When was the first water mills still unknown? but it is very likely that the latter are the result of improvements made to the noria used in the Near East for irrigation. Archimedes' reflections on gears in the 3rd century BC announce the manufacture of the drive mechanisms that came to equip the first water mills, in particular those of Greece from the 1st century BC, well before the appearance of windmills. The device remains rudimentary:a vertical wooden paddle wheel whose shaft is directly connected to a grinding wheel rotates on another fixed grinding wheel. The watermill really took off in the 11th century.
The invention of the first watermill
Major inventions for the history of humanity, the water mill and hydraulic energy were born thanks to ancestral know-how on canals and aqueducts. The vertical wheel watermill was imagined in the East in the 1st century BC. AD by anonymous inventors close to the field. It then spread in parallel in the Roman and Chinese empires, especially for the grinding of cereals, but also for the first artisanal uses. At the end of the Roman Empire, this innovation was present in all provinces, in the East as well as in the West.

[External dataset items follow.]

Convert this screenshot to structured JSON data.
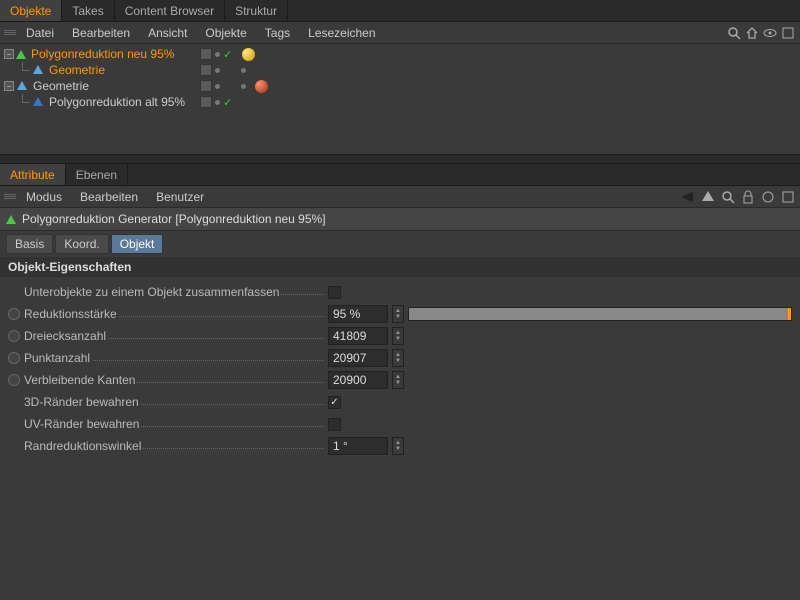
{
  "top_tabs": [
    "Objekte",
    "Takes",
    "Content Browser",
    "Struktur"
  ],
  "top_tabs_active": 0,
  "obj_menu": [
    "Datei",
    "Bearbeiten",
    "Ansicht",
    "Objekte",
    "Tags",
    "Lesezeichen"
  ],
  "tree": {
    "r1": "Polygonreduktion neu 95%",
    "r2": "Geometrie",
    "r3": "Geometrie",
    "r4": "Polygonreduktion alt 95%"
  },
  "attr_tabs": [
    "Attribute",
    "Ebenen"
  ],
  "attr_tabs_active": 0,
  "attr_menu": [
    "Modus",
    "Bearbeiten",
    "Benutzer"
  ],
  "object_title": "Polygonreduktion Generator [Polygonreduktion neu 95%]",
  "mode_tabs": [
    "Basis",
    "Koord.",
    "Objekt"
  ],
  "mode_tabs_active": 2,
  "section": "Objekt-Eigenschaften",
  "props": {
    "merge_label": "Unterobjekte zu einem Objekt zusammenfassen",
    "merge_checked": false,
    "strength_label": "Reduktionsstärke",
    "strength_value": "95 %",
    "tris_label": "Dreiecksanzahl",
    "tris_value": "41809",
    "pts_label": "Punktanzahl",
    "pts_value": "20907",
    "edges_label": "Verbleibende Kanten",
    "edges_value": "20900",
    "preserve3d_label": "3D-Ränder bewahren",
    "preserve3d_checked": true,
    "preserveUV_label": "UV-Ränder bewahren",
    "preserveUV_checked": false,
    "angle_label": "Randreduktionswinkel",
    "angle_value": "1 °"
  }
}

In the Middle Ages, this boom continued, and uses diversified:sawing wood, pestles and bellows for metallurgy, fulling for the cloth industry, papermaking, etc. More than 5,600 watermills are listed in England, after its conquest by William the Conqueror in 1066. In the 13th century, there were 28 in Rouen, 16 in Provins, and in the 14th century, 130 in Granada. In Toulouse, there are 60 mill-boats, including those of Bazacle. In Paris, no less than 50 mills are counted on the Seine, under bridges, in open water or even in the form of mill-boats.
From this same period, we can also date the invention of the tide mill, on the western side of Europe. In the 18th century, the first pre-industrial concentrations appeared, for which hydraulics provided all the energy. In 1772, in France, more than 140 integrated forges were listed, with grinding workshops, blast furnace and forge:the great forge of Buffon, in Burgundy, still visible today, is a typical example with its eight hydraulic wheels arranged on three channels between the workshops.

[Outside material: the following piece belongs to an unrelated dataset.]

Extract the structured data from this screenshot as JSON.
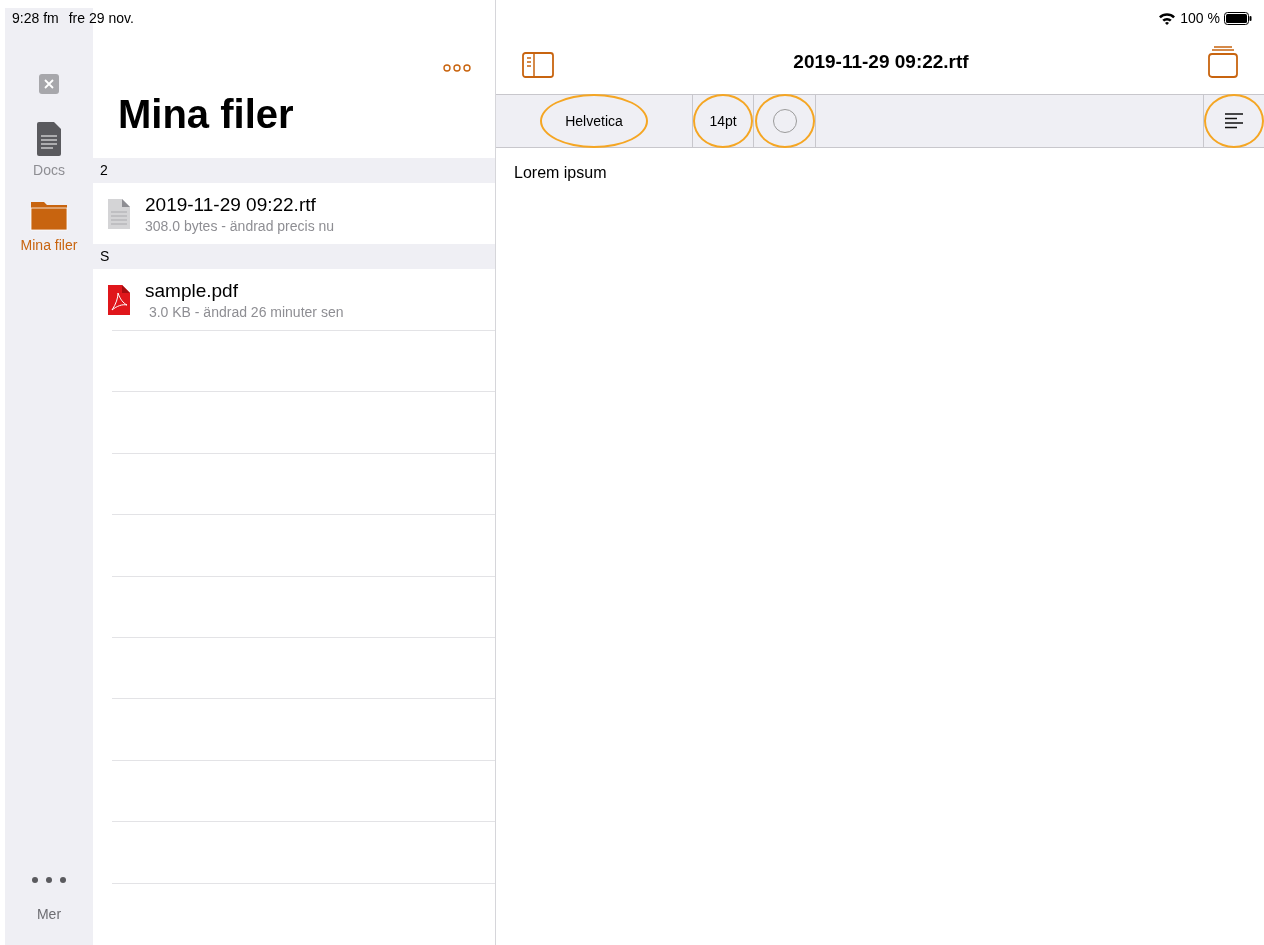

From mill to hydraulic turbines
This is how hydraulic energy preceded the steam engine to allow, in the 19th century, the rise of the first large industrial spinning mills in England, then in France and in the USA. In this country, the textile industrial site of Lowell, in New England, created in 1822, employed 7,500 people in eight factories and had in 1847 191 water wheels. All the looms in the workshops were driven by mechanical transmissions from the hydraulic wheels, using gears, belts and rotating bars. From 1849, these water wheels were gradually replaced by turbines.
The invention of water turbines made it possible, from the middle of the 19th century, to use water energy much more efficiently than with water wheels. The Stéphanois Benoît Fourneyron, barely 25 years old but inspired by his teacher, Claude Burdin, made the first reaction turbine for industrial use in 1827, and tested it on a forge in the Jura. The chief engineer of the American Lowell site, James Francis, improved this wheel, and around 1855 developed the reaction turbine that would bear his name.

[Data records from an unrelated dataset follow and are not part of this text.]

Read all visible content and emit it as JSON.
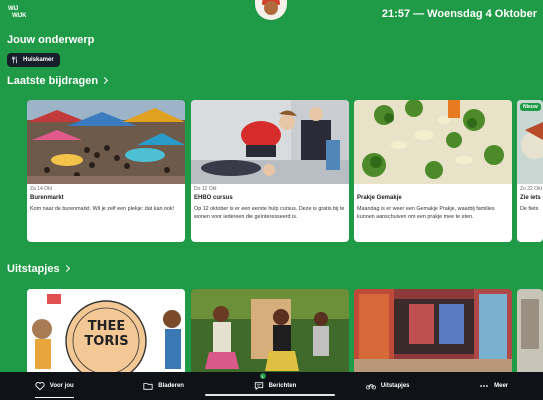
{
  "app": {
    "logo_text_1": "WIJ",
    "logo_text_2": "WIJK"
  },
  "header": {
    "clock": "21:57 — Woensdag 4 Oktober"
  },
  "topic": {
    "title": "Jouw onderwerp",
    "chip_label": "Huiskamer"
  },
  "latest": {
    "title": "Laatste bijdragen",
    "cards": [
      {
        "date": "Za 14 Okt",
        "title": "Burenmarkt",
        "desc": "Kom naar de burenmarkt. Wil je zelf een plekje: dat kan ook!"
      },
      {
        "date": "Do 12 Okt",
        "title": "EHBO cursus",
        "desc": "Op 12 oktober is er een eerste hulp cursus. Deze is gratis bij te wonen voor iedereen die geïnteresseerd is."
      },
      {
        "date": "",
        "title": "Prakje Gemakje",
        "desc": "Maandag is er weer een Gemakje Prakje, waarbij families kunnen aanschuiven om een prakje mee te eten."
      },
      {
        "date": "Zo 22 Okt",
        "title": "Zie iets",
        "desc": "De fiets",
        "badge": "Nieuw"
      }
    ]
  },
  "trips": {
    "title": "Uitstapjes",
    "items": [
      {
        "text_1": "THEE",
        "text_2": "TORIS"
      }
    ]
  },
  "nav": {
    "items": [
      {
        "label": "Voor jou",
        "icon": "heart-icon"
      },
      {
        "label": "Bladeren",
        "icon": "folder-icon"
      },
      {
        "label": "Berichten",
        "icon": "chat-icon",
        "badge": "1"
      },
      {
        "label": "Uitstapjes",
        "icon": "bike-icon"
      },
      {
        "label": "Meer",
        "icon": "more-icon"
      }
    ]
  }
}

Around 1870, Lester Allan Pelton developed the Pelton wheel, an impulse turbine well suited for high heads, for the needs of the California mines. As soon as electricity was invented, turbines could be coupled to dynamos and alternators, and water power could be channeled farther from waterfalls. Today, this is the leading renewable energy generator, and it produces around 20% of the electricity consumed worldwide.
To go further
- Watermills in France, by Michèle Morin and Emile Couraud. Sutton, 2005.